The year before I was born.
It takes a special kind of person to type notes on gardening and affix them to the pages of a notebook. My husband wondered why the person didn’t just jot notes in longhand on the pages. He wondered this because he is not like me. I understand this gardener, or at least, I think I do.
For this gardener, the passion is consuming and she wants to know all there is to know about roses and how to start “rose slips” from cuttings. She has drawn a careful diagram in the margins of her potted plant with parts labeled, including layers of sand and organic material and even the drainage hole in the pot. She is thorough and she has set out to master her craft, and I would wager she has a vision of her garden as art. On the next page, there is a newspaper clipping from a gardening column.
Q. When is the best time to take rose cuttings? L. A.
A. From mid-June on. The best cuttings are the ends of stems which have just borne flowers.
And after this page, there are no more entries.
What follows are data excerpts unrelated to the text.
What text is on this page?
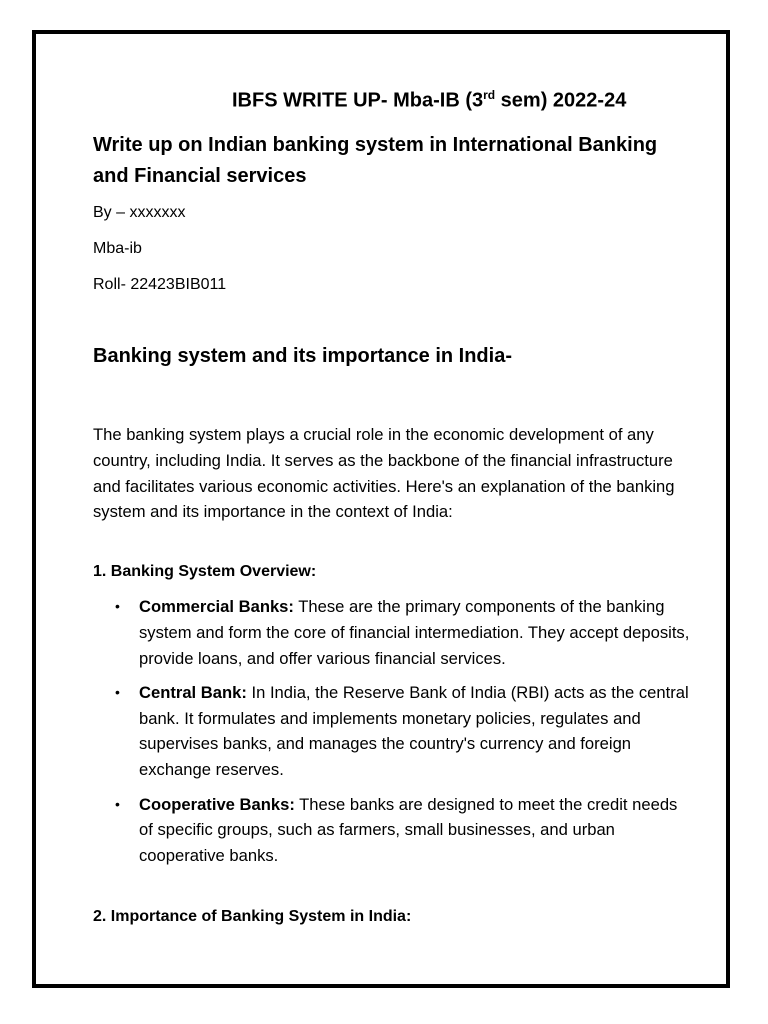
IBFS WRITE UP- Mba-IB (3rd sem) 2022-24
Write up on Indian banking system in International Banking and Financial services
By – xxxxxxx
Mba-ib
Roll- 22423BIB011
Banking system and its importance in India-
The banking system plays a crucial role in the economic development of any country, including India. It serves as the backbone of the financial infrastructure and facilitates various economic activities. Here's an explanation of the banking system and its importance in the context of India:
1. Banking System Overview:
• Commercial Banks: These are the primary components of the banking system and form the core of financial intermediation. They accept deposits, provide loans, and offer various financial services.
• Central Bank: In India, the Reserve Bank of India (RBI) acts as the central bank. It formulates and implements monetary policies, regulates and supervises banks, and manages the country's currency and foreign exchange reserves.
• Cooperative Banks: These banks are designed to meet the credit needs of specific groups, such as farmers, small businesses, and urban cooperative banks.
2. Importance of Banking System in India:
Perhaps she was like me and the burden she placed upon herself to type these entries and to master her craft became too heavy.
I hope she put the journal down and went out into the garden and sat doing nothing much at all.
I hope she tended her rose slips and shared roses with friends.
I hope she gathered roses for a vase and let them wilt and drop petals over her kitchen table.
I hope she made potpourri of roses and lavender and inhaled the sweet fragrance with great satisfaction.